On Thursday, The Guardian reported that the Fixslers’ appeal to the ECtHR had been unsuccessful. In a letter sent to the Fixslers on Monday evening, the ECHR said it rejected their appeal and agreed with the UK court’s decision to allow the withdrawal of life-sustaining treatment and place Alta on end-of-life care.
IICSA 16th Report
The Independent Inquiry into Child Sexual Abuse will publish its 16th investigation report, Child Protection in Religious Organisations and Settings, on the Inquiry’s website at midday on Thursday 2 September. It is based on 16 days of public hearings held during March, May and August last year. The Child Protection in Religious Organisations and Settings investigation examined child protection policies and safeguarding cultures in religious organisations in England and Wales, including the Jehovah’s Witnesses, Baptists, Methodists, Islam, Judaism, Sikhism, Hinduism, Buddhism and Nonconformist Christian denominations.

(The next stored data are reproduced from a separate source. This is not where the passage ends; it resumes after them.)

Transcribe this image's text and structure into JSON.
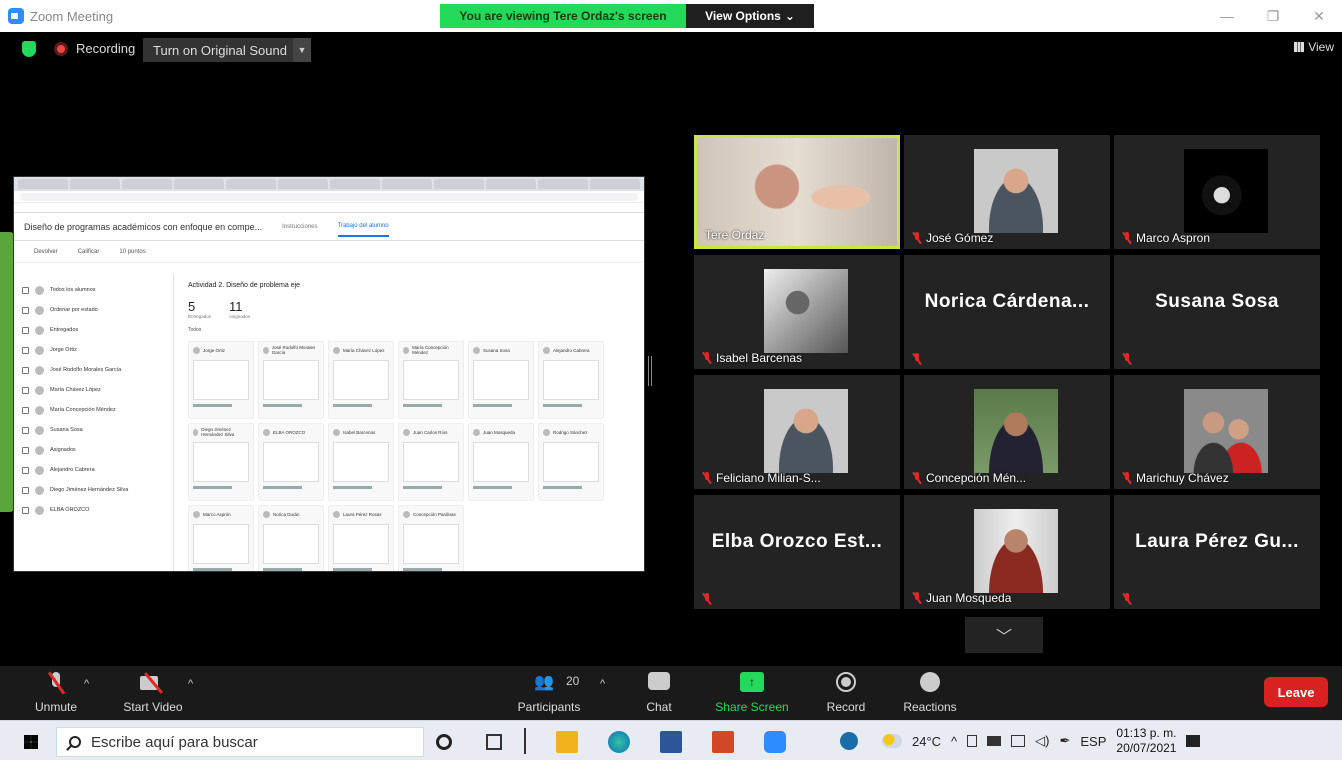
{
  "window": {
    "title": "Zoom Meeting",
    "viewing_banner": "You are viewing Tere Ordaz's screen",
    "view_options": "View Options",
    "minimize": "—",
    "restore": "❐",
    "close": "✕"
  },
  "topbar": {
    "recording": "Recording",
    "original_sound": "Turn on Original Sound",
    "view": "View"
  },
  "shared_screen": {
    "class_title": "Diseño de programas académicos con enfoque en compe...",
    "tabs": [
      "Instrucciones",
      "Trabajo del alumno"
    ],
    "toolbar": [
      "Devolver",
      "Calificar",
      "10 puntos"
    ],
    "activity_title": "Actividad 2. Diseño de problema eje",
    "submitted_count": "5",
    "submitted_label": "Entregados",
    "assigned_count": "11",
    "assigned_label": "Asignados",
    "filter": "Todos",
    "side_rows": [
      "Todos los alumnos",
      "Ordenar por estado",
      "Entregados",
      "Jorge Ortiz",
      "José Rodolfo Morales García",
      "María Chávez López",
      "María Concepción Méndez",
      "Susana Sosa",
      "Asignados",
      "Alejandro Cabrera",
      "Diego Jiménez Hernández Silva",
      "ELBA OROZCO"
    ],
    "cards": [
      "Jorge Ortiz",
      "José Rodolfo Morales García",
      "María Chávez López",
      "María Concepción Méndez",
      "Susana Sosa",
      "Alejandro Cabrera",
      "Diego Jiménez Hernández Silva",
      "ELBA OROZCO",
      "Isabel Barcenas",
      "Juan Carlos Ríos",
      "Juan Mosqueda",
      "Rodrigo Sánchez",
      "Marco Asprón",
      "Norica Durán",
      "Laura Pérez Rosas",
      "Concepción Pardinas"
    ]
  },
  "participants": [
    {
      "name": "Tere Ordaz",
      "active": true,
      "muted": false
    },
    {
      "name": "José Gómez",
      "active": false,
      "muted": true
    },
    {
      "name": "Marco Aspron",
      "active": false,
      "muted": true
    },
    {
      "name": "Isabel Barcenas",
      "active": false,
      "muted": true
    },
    {
      "name": "Norica  Cárdena...",
      "active": false,
      "muted": true
    },
    {
      "name": "Susana Sosa",
      "active": false,
      "muted": true
    },
    {
      "name": "Feliciano Milian-S...",
      "active": false,
      "muted": true
    },
    {
      "name": "Concepción Mén...",
      "active": false,
      "muted": true
    },
    {
      "name": "Marichuy Chávez",
      "active": false,
      "muted": true
    },
    {
      "name": "Elba Orozco Est...",
      "active": false,
      "muted": true
    },
    {
      "name": "Juan Mosqueda",
      "active": false,
      "muted": true
    },
    {
      "name": "Laura Pérez Gu...",
      "active": false,
      "muted": true
    }
  ],
  "toolbar": {
    "unmute": "Unmute",
    "start_video": "Start Video",
    "participants": "Participants",
    "participants_count": "20",
    "chat": "Chat",
    "share_screen": "Share Screen",
    "record": "Record",
    "reactions": "Reactions",
    "leave": "Leave",
    "caret": "^",
    "expand": "﹀"
  },
  "taskbar": {
    "search_placeholder": "Escribe aquí para buscar",
    "weather": "24°C",
    "language": "ESP",
    "time": "01:13 p. m.",
    "date": "20/07/2021"
  },
  "colors": {
    "banner_green": "#23d959",
    "active_speaker": "#c8e64a",
    "leave_red": "#d92121",
    "zoom_blue": "#2d8cff"
  }
}
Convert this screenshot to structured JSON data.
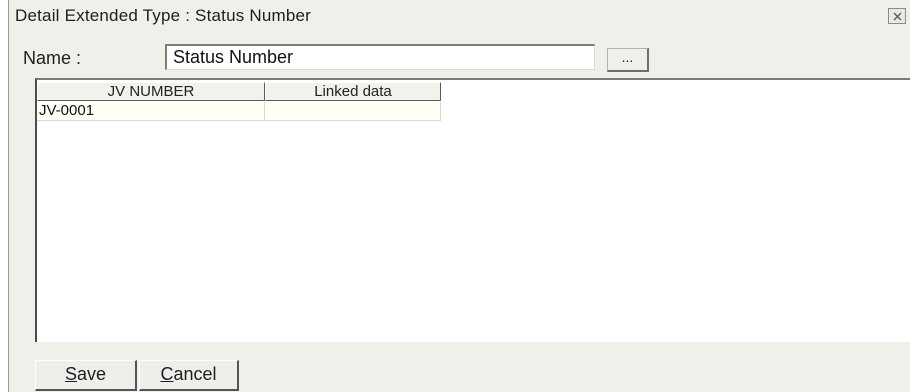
{
  "window": {
    "title": "Detail Extended Type : Status Number"
  },
  "form": {
    "name_label": "Name :",
    "name_value": "Status Number",
    "browse_label": "..."
  },
  "grid": {
    "columns": [
      "JV NUMBER",
      "Linked data"
    ],
    "rows": [
      [
        "JV-0001",
        ""
      ]
    ]
  },
  "footer": {
    "save_mnemonic": "S",
    "save_rest": "ave",
    "cancel_mnemonic": "C",
    "cancel_rest": "ancel"
  },
  "icons": {
    "close": "close-icon"
  }
}
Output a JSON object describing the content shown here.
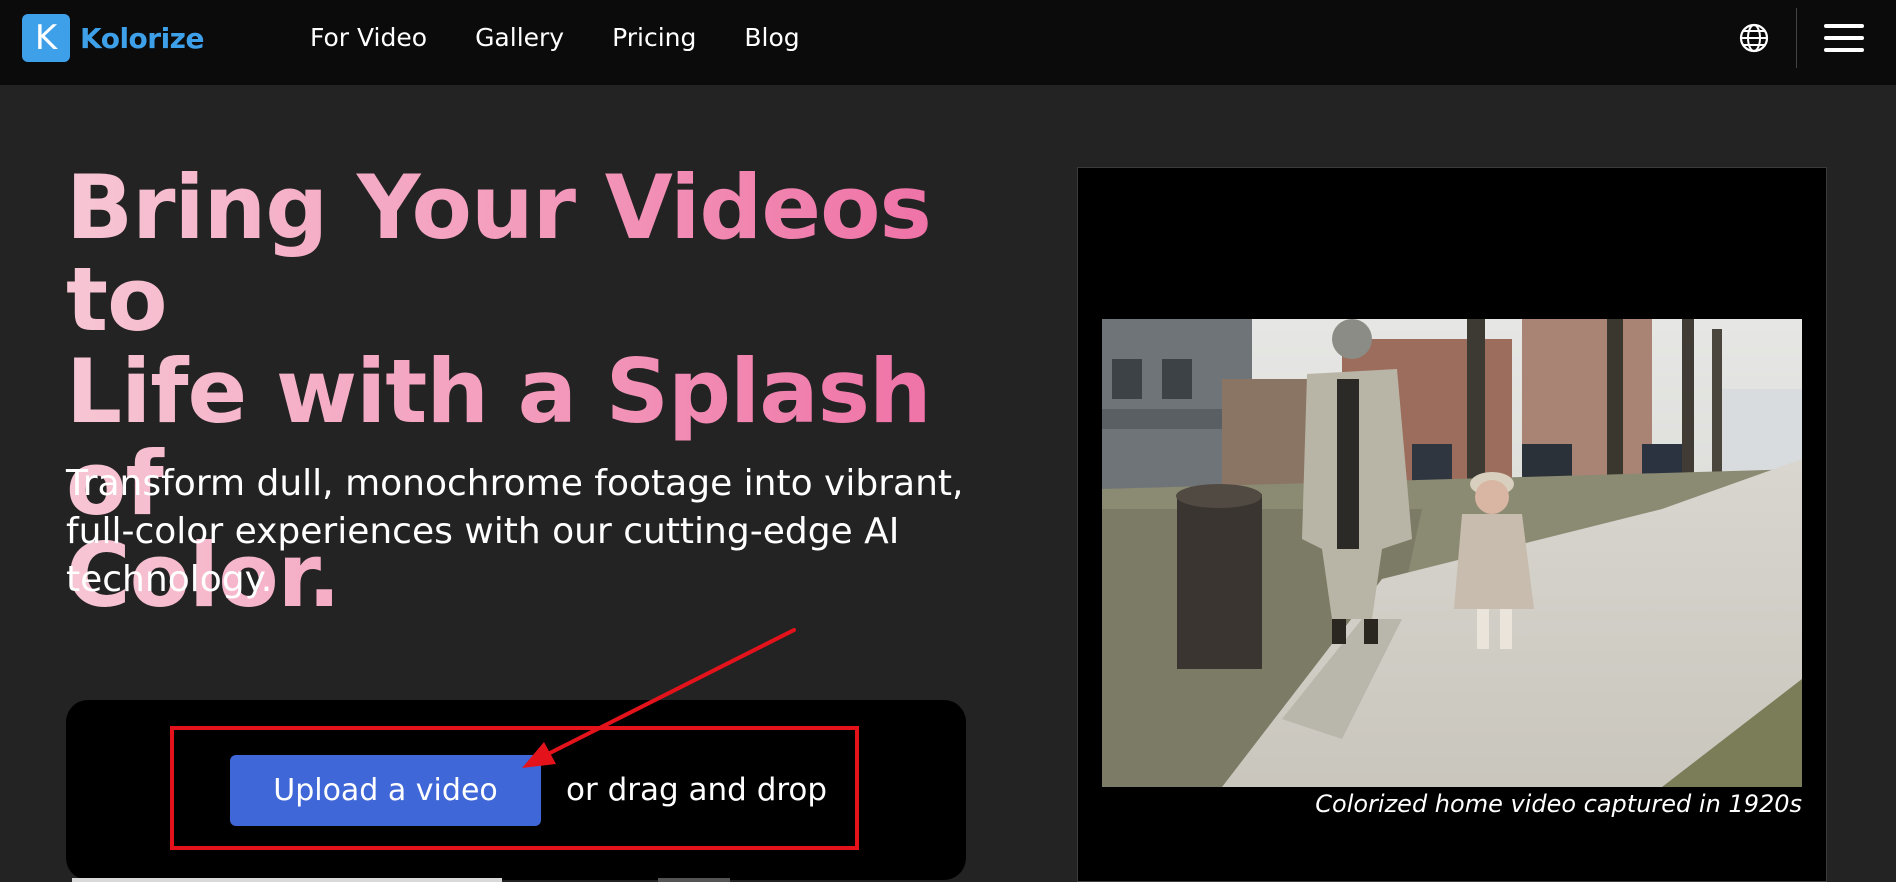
{
  "brand": {
    "logo_letter": "K",
    "name": "Kolorize",
    "color": "#3fa0ea"
  },
  "nav": {
    "items": [
      {
        "label": "For Video"
      },
      {
        "label": "Gallery"
      },
      {
        "label": "Pricing"
      },
      {
        "label": "Blog"
      }
    ],
    "icons": [
      "globe-icon",
      "hamburger-menu-icon"
    ]
  },
  "hero": {
    "headline_line1": "Bring Your Videos to",
    "headline_line2": "Life with a Splash of",
    "headline_line3": "Color.",
    "subtext": "Transform dull, monochrome footage into vibrant, full-color experiences with our cutting-edge AI technology.",
    "gradient": [
      "#f7c6d4",
      "#ee6aa2"
    ]
  },
  "upload": {
    "button_label": "Upload a video",
    "drag_text": "or drag and drop",
    "button_color": "#3f67d8",
    "highlight_color": "#e4131b"
  },
  "video": {
    "caption": "Colorized home video captured in 1920s"
  }
}
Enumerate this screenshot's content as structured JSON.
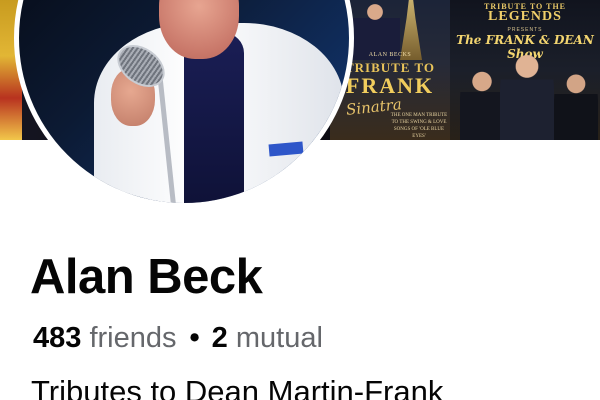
{
  "cover": {
    "poster_left": {
      "presenter": "ALAN BECKS",
      "title_line1": "TRIBUTE TO",
      "title_line2": "FRANK",
      "script": "Sinatra",
      "tagline": "THE ONE MAN TRIBUTE TO THE SWING & LOVE SONGS OF 'OLE BLUE EYES'"
    },
    "poster_right": {
      "pre": "TRIBUTE TO THE",
      "title": "LEGENDS",
      "presents": "PRESENTS",
      "show": "The FRANK & DEAN Show"
    }
  },
  "profile": {
    "name": "Alan Beck",
    "friends_count": "483",
    "friends_label": "friends",
    "separator": "•",
    "mutual_count": "2",
    "mutual_label": "mutual",
    "bio": "Tributes to Dean Martin-Frank"
  },
  "colors": {
    "text_primary": "#050505",
    "text_secondary": "#65676b",
    "background": "#ffffff"
  }
}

- Council of Europe: The European Convention on Human Rights: A living instrument (August 2021).
- ECtHR: Practical Guide on Admissibility Criteria (updated August 2021).
- ECtHR: Guide on Article 13 of the European Convention on Human Rights: Right to an effective remedy (updated April 2021).
- ECtHR: Key Cases of the European Court of Human Rights (1st and 2nd quarters 2021).
- Frances Godden, Ecclesiastical Law Society: Summer Newsletter.
- Toby Helm, Donna Ferguson & Mark Townsend, The Observer: Births, marriages and deaths left unregistered after systems failure: which is no great surprise.
- Massimo Introvigne, Bitter Winter: Jehovah’s Witnesses: A Strange Norwegian Decision: “A Norwegian court ‘annulled’ an ecclesiastical decision disfellowshipping a woman.”
- Andrea Pin, Canopy Forum: The EU needs an RFRA: The leftovers of religious freedom in the case law of the Court of Justice.
- Stephanie Pywell, Open University: What’s wrong with weddings?: “Nothing at all, if the weddings are the ceremonies that couples want, conducted when they want, where they want, and by whom they want.” But…
- Lucy Vickers, Oxford Human Rights Hub: Religious Discrimination and Headscarves – Take Two: on IX v WABE eV (C‑804/18) and MH Müller Handels GmbH v MJ (C‑341/19).
For what is believed to be the first time, an Orthodox rabbi has been appointed to an Australian Supreme Court. Rabbi Marcus Solomon has just been sworn as the newest justice of the Supreme Court of Western Australia: more here. [With thanks to Howard Friedman.]